Back to the environment. Environmentalists as represented by those who readily wear the label are a mixed bunch, with many of them verging on a kind of hostile anti-humanism. My sense of man's place in the world is largely formed by what you might call an Orthodox Christian anthropology. The created world was created by a loving God. The Creation is "Good", and we are to be wise stewards of the created world. Destruction of natural beauty is a type of violence against beauty, and not just in an aesthetic sense, but spiritually and morally. Our appetites need to adjust. The cosmos is more than just a set of resources for us to take advantage of for material gain. The West has gone mad and lost all sense beyond easy, tactile, physical pleasure. And we're destroying ourselves and everything around us as a result of it. The whole world has gone mad.

The other area where I am conservative is in gun control. Bring on the guns. More responsible citizens need to carry guns. Kids need to learn how to responsibly use firearms. They need to stop being an icon of fear and become a tool treated with knowledgeable respect. We are being made weak against victimizers because they have the guns and the will to use them and we don't have them, or don't have the guts to use them, or are just plain jittery about them. That said, I don't own a gun, don't know if I'll ever own a gun, and am not comfortable with them. I wish it were otherwise, but lack the motivation to change it at the moment.

I'm not fond of government institutions and programs. The government is terribly inefficient. So theoretically I'd be against major social programs, socialized health care, government bailouts for people being foreclosed on, etc. But I'm even less fond of corrupt, greedy, and faceless companies screwing over anyone they can in order to make or save a dime.
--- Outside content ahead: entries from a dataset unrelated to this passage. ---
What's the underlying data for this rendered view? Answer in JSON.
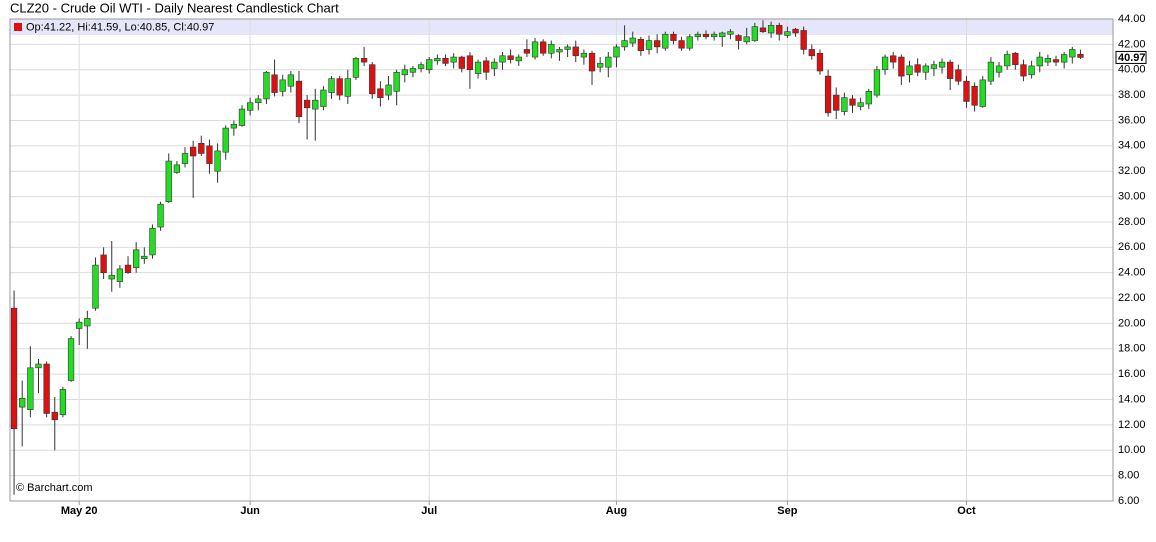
{
  "chart_data": {
    "type": "candlestick",
    "title": "CLZ20 - Crude Oil WTI - Daily Nearest Candlestick Chart",
    "legend_text": "Op:41.22, Hi:41.59, Lo:40.85, Cl:40.97",
    "legend_color": "#dd1111",
    "credit": "© Barchart.com",
    "last_label": {
      "value": 40.97,
      "label": "40.97"
    },
    "up_color": "#22dd22",
    "down_color": "#dd1111",
    "grid": true,
    "open": [
      21.2,
      13.4,
      13.2,
      16.5,
      16.8,
      13.0,
      12.8,
      15.5,
      19.6,
      19.8,
      21.2,
      25.4,
      23.5,
      23.3,
      24.6,
      24.4,
      25.1,
      25.4,
      27.6,
      29.6,
      31.9,
      32.6,
      33.9,
      34.2,
      34.0,
      32.0,
      33.5,
      35.4,
      35.6,
      36.8,
      37.4,
      37.7,
      39.6,
      38.3,
      38.7,
      39.1,
      37.6,
      36.9,
      37.1,
      38.2,
      39.3,
      37.9,
      39.4,
      40.9,
      40.4,
      38.5,
      38.0,
      38.3,
      39.6,
      39.8,
      40.1,
      40.0,
      40.7,
      40.9,
      40.6,
      41.0,
      41.1,
      39.7,
      40.7,
      40.1,
      40.6,
      41.1,
      40.7,
      41.6,
      41.0,
      42.2,
      41.3,
      41.4,
      41.6,
      41.8,
      41.0,
      41.3,
      40.2,
      40.2,
      41.0,
      41.8,
      42.1,
      42.4,
      41.6,
      42.3,
      41.7,
      42.8,
      42.3,
      41.7,
      42.6,
      42.8,
      42.6,
      42.6,
      42.8,
      42.7,
      42.2,
      42.3,
      43.3,
      42.9,
      43.5,
      42.7,
      43.2,
      43.1,
      41.6,
      41.3,
      39.5,
      38.0,
      36.7,
      37.7,
      37.1,
      37.3,
      38.0,
      40.0,
      41.1,
      41.0,
      39.6,
      40.4,
      39.8,
      40.1,
      40.2,
      40.6,
      40.0,
      39.1,
      38.7,
      37.1,
      39.1,
      39.8,
      40.3,
      41.3,
      40.4,
      39.6,
      40.3,
      40.6,
      40.8,
      40.6,
      41.0,
      41.22
    ],
    "high": [
      22.6,
      15.5,
      18.2,
      17.2,
      17.0,
      14.2,
      15.0,
      19.0,
      20.4,
      21.0,
      25.2,
      26.0,
      26.5,
      24.6,
      25.3,
      26.4,
      26.0,
      27.8,
      29.6,
      33.4,
      32.8,
      33.9,
      34.4,
      34.8,
      34.5,
      34.2,
      35.6,
      36.0,
      37.2,
      37.8,
      38.0,
      39.9,
      40.8,
      39.6,
      39.9,
      39.9,
      38.0,
      38.5,
      38.7,
      39.5,
      39.5,
      40.0,
      41.0,
      41.8,
      40.6,
      39.1,
      39.5,
      40.0,
      40.4,
      40.3,
      40.6,
      41.0,
      41.2,
      41.2,
      41.3,
      41.1,
      41.4,
      40.8,
      41.0,
      40.9,
      41.4,
      41.6,
      41.2,
      42.4,
      42.5,
      42.4,
      42.3,
      41.8,
      42.0,
      42.3,
      41.6,
      41.5,
      41.0,
      41.4,
      42.0,
      43.5,
      43.0,
      42.6,
      42.7,
      42.8,
      43.0,
      43.0,
      42.6,
      42.8,
      43.0,
      43.1,
      43.0,
      43.0,
      43.2,
      42.8,
      43.3,
      43.7,
      43.9,
      43.8,
      43.7,
      43.4,
      43.3,
      43.4,
      42.0,
      41.6,
      40.0,
      38.6,
      38.2,
      38.0,
      37.8,
      38.5,
      40.3,
      41.2,
      41.4,
      41.2,
      40.7,
      40.9,
      40.5,
      40.7,
      40.9,
      40.8,
      40.4,
      39.5,
      39.0,
      39.5,
      41.0,
      40.6,
      41.5,
      41.4,
      40.8,
      40.7,
      41.4,
      41.2,
      41.1,
      41.4,
      41.8,
      41.59
    ],
    "low": [
      6.5,
      10.3,
      12.6,
      14.5,
      12.6,
      10.0,
      12.6,
      15.4,
      18.3,
      18.0,
      21.0,
      23.5,
      22.5,
      22.8,
      23.9,
      24.0,
      24.7,
      25.1,
      27.3,
      29.5,
      31.8,
      32.3,
      29.9,
      33.2,
      31.8,
      31.1,
      32.9,
      34.8,
      35.5,
      36.4,
      36.8,
      37.3,
      37.9,
      37.9,
      38.2,
      35.8,
      34.5,
      34.4,
      36.8,
      37.7,
      37.6,
      37.3,
      39.2,
      40.3,
      37.7,
      37.1,
      37.6,
      37.2,
      39.0,
      39.4,
      39.8,
      39.7,
      40.4,
      40.3,
      40.1,
      39.8,
      38.5,
      39.3,
      39.2,
      39.5,
      40.0,
      40.5,
      40.3,
      41.0,
      40.8,
      41.1,
      40.9,
      40.7,
      41.0,
      40.6,
      40.4,
      38.8,
      39.8,
      39.4,
      40.2,
      41.5,
      41.8,
      41.1,
      41.2,
      41.3,
      41.5,
      42.0,
      41.5,
      41.5,
      42.3,
      42.4,
      42.3,
      41.8,
      42.4,
      41.6,
      42.0,
      42.2,
      42.9,
      42.5,
      42.3,
      42.5,
      42.6,
      41.2,
      40.8,
      39.6,
      36.3,
      36.1,
      36.4,
      36.6,
      36.8,
      36.9,
      37.8,
      39.6,
      40.1,
      38.8,
      39.0,
      39.5,
      39.2,
      39.5,
      39.7,
      38.4,
      38.8,
      37.0,
      36.7,
      37.0,
      38.8,
      39.4,
      40.0,
      40.0,
      39.1,
      39.3,
      39.8,
      40.3,
      40.3,
      40.1,
      40.5,
      40.85
    ],
    "close": [
      11.7,
      14.1,
      16.5,
      16.8,
      12.9,
      12.4,
      14.8,
      18.8,
      20.1,
      20.4,
      24.6,
      24.0,
      23.8,
      24.3,
      24.0,
      25.8,
      25.3,
      27.5,
      29.4,
      32.8,
      32.5,
      33.4,
      33.2,
      33.4,
      32.6,
      33.6,
      35.4,
      35.7,
      36.9,
      37.4,
      37.7,
      39.8,
      38.2,
      39.2,
      39.6,
      36.3,
      37.0,
      37.6,
      38.4,
      39.3,
      38.0,
      39.3,
      40.9,
      40.6,
      38.1,
      37.8,
      38.8,
      39.8,
      40.0,
      40.1,
      40.4,
      40.8,
      40.9,
      40.5,
      41.0,
      40.1,
      40.0,
      40.6,
      39.8,
      40.6,
      41.1,
      40.8,
      41.0,
      41.3,
      42.2,
      41.3,
      42.0,
      41.6,
      41.8,
      41.1,
      41.3,
      39.9,
      40.5,
      41.0,
      41.8,
      42.3,
      42.5,
      41.5,
      42.3,
      41.8,
      42.8,
      42.3,
      41.7,
      42.6,
      42.8,
      42.6,
      42.8,
      42.9,
      43.0,
      42.3,
      42.6,
      43.4,
      43.0,
      43.5,
      42.8,
      43.0,
      42.9,
      41.6,
      41.1,
      39.9,
      36.6,
      36.8,
      37.8,
      37.2,
      37.4,
      38.3,
      40.0,
      41.0,
      40.6,
      39.5,
      40.3,
      39.8,
      40.3,
      40.4,
      40.6,
      39.3,
      39.1,
      37.5,
      37.2,
      39.2,
      40.6,
      40.3,
      41.2,
      40.4,
      39.5,
      40.3,
      41.0,
      40.9,
      40.6,
      41.2,
      41.6,
      40.97
    ],
    "xlim": [
      -0.5,
      135
    ],
    "xticks": [
      {
        "value": 8,
        "label": "May 20"
      },
      {
        "value": 29,
        "label": "Jun"
      },
      {
        "value": 51,
        "label": "Jul"
      },
      {
        "value": 74,
        "label": "Aug"
      },
      {
        "value": 95,
        "label": "Sep"
      },
      {
        "value": 117,
        "label": "Oct"
      }
    ],
    "ylim": [
      6,
      44
    ],
    "yticks": [
      {
        "value": 6,
        "label": "6.00"
      },
      {
        "value": 8,
        "label": "8.00"
      },
      {
        "value": 10,
        "label": "10.00"
      },
      {
        "value": 12,
        "label": "12.00"
      },
      {
        "value": 14,
        "label": "14.00"
      },
      {
        "value": 16,
        "label": "16.00"
      },
      {
        "value": 18,
        "label": "18.00"
      },
      {
        "value": 20,
        "label": "20.00"
      },
      {
        "value": 22,
        "label": "22.00"
      },
      {
        "value": 24,
        "label": "24.00"
      },
      {
        "value": 26,
        "label": "26.00"
      },
      {
        "value": 28,
        "label": "28.00"
      },
      {
        "value": 30,
        "label": "30.00"
      },
      {
        "value": 32,
        "label": "32.00"
      },
      {
        "value": 34,
        "label": "34.00"
      },
      {
        "value": 36,
        "label": "36.00"
      },
      {
        "value": 38,
        "label": "38.00"
      },
      {
        "value": 40,
        "label": "40.00"
      },
      {
        "value": 42,
        "label": "42.00"
      },
      {
        "value": 44,
        "label": "44.00"
      }
    ]
  }
}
Health insurance companies, mortgage brokers, even the medical institutions themselves have lost sight of the human beings they are there to help. It is all about making money for the shareholders. My wife's employer tried it's damnedest to not insure Madelyn after she was born. There was a mix up and they didn't get the documents they needed within the first 30 days after Madelyn was born. They fought us for a month and somehow, for some reason they finally gave in. I think someone pulled strings, but we don't know who. We were rejected not just by the company, but by specific people in positions of relative authority more than once before somehow she was finally accepted. Bureaucratic, dehumanizing indifference and greed. Our culture likes to vaunt some sort of affirmational humanism at every moment. I feel good about you, you feel good about me. We feel good about the world. Meanwhile we habitually walk over people in the most undignified way with the apology of "it's nothing personal -- it's business." Humanism would maybe be an improvement over this -- this is nothing but careless materialism.

I guess this means that I'm at odds with capitalism. The free market doesn't make moral choices. The free market makes choices to advance monetary interests. Where money is the primary interest, the moral relationship amongst people is challenged, to say the least. Does that make me a socialist, marxist, communist, fascist... hell, I don't know what it makes me. We've got capitalism, and until I know of something better and less inherently evil then I'll continue to argue that we need to engage capitalism from a moral and spiritual foundation. After all, the problem isn't some one socio-economic or political ideology over another, it's people. People are the problem and people are the solution. The hearts and minds. If people begin to think in terms of "love thy neighbor", they'll act with that love in whatever they involve themselves. The real problem isn't a particular method for governing national and international trade, it's that people don't know much of anything about love outside of some romantic or politicized and meaningless humanitarian love of the people.